Claudine Friedberg nous a quitté cet été. Professeur au Muséum, elle a dirigé l’équipe APSONAT, « Appropriation et Socialisation de la Nature », du Laboratoire de la rue Cuvier, alors Laboratoire d’Ethnobotanique et d’Ethnozoologie, dont les héritiers sont aujourd’hui au laboratoire d’Eco-anthropologie et ethnobiologie du Musée de l’Homme. Figure de l’ethnoscience, elle porta haut les couleurs de l’anthropologie et des relations entre les sociétés et les objets naturels, à une époque où son combat n’était pas une évidence. Lors de ses terrains au Pérou, en Indonésie, à Bali et dans les Cévennes elle a noué des relations avec une communauté de chercheurs qui lui rendent hommage. L’interdisciplinarité était au cœur de sa démarche avec ses compagnons de route de NSS, Natures Sciences Sociétés.

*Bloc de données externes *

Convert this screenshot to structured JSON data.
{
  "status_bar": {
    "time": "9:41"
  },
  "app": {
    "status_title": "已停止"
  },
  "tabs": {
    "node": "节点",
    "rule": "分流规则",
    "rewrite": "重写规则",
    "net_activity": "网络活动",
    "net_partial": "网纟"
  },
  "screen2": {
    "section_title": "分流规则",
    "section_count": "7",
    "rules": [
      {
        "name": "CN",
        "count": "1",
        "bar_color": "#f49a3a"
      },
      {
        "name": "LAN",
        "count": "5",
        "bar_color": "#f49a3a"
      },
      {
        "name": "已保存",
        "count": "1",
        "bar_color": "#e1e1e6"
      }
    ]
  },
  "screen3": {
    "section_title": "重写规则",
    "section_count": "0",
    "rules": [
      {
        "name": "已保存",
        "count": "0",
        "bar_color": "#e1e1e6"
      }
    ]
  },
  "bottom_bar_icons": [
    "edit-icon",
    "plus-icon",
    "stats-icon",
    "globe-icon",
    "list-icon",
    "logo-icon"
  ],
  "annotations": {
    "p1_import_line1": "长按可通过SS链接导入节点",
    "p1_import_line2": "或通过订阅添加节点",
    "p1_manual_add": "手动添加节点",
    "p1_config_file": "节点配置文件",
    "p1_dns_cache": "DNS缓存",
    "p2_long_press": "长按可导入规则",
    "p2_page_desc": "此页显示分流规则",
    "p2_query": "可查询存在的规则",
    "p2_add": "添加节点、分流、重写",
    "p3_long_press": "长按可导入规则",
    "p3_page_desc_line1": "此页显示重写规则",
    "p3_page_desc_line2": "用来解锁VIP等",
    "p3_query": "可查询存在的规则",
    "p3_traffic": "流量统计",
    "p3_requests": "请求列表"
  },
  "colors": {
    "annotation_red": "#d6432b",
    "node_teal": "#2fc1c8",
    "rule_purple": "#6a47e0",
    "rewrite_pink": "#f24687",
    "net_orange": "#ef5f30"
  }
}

Comment distinguer, classer, nommer et penser les relations et représentations de la nature, ici et ailleurs ? Hier, c’était un des enjeux de l’ethnoscience ou de l’anthropologie environnementale. Aujourd’hui les enjeux environnementaux sont cruciaux, et les peuples autochtones et les communautés locales sont rarement seuls sur leur territoire. La façon dont ils pensent, que nous appréhendons au travers de mots, de catégories, font l’objet d’incompréhension ou au contraire d’échanges interculturels et interlinguistiques entre divers interlocuteurs, dont les scientifiques, les gestionnaires de parcs, ou les politiques. L’anthropologie et l’ethnoscience peuvent-elles prendre part, aux côtés des communautés locales, à l’élucidation des controverses socio-éco-techniques ? Pour mieux comprendre et cogérer incertitudes et aléas, risques et changements environnementaux et climatiques auxquels font face ces communautés, encore faut-il que nous comprenions leurs mots, leurs catégories, les savoirs et les visions du monde qu’ils transmettent. C’est l’objet de cette journée.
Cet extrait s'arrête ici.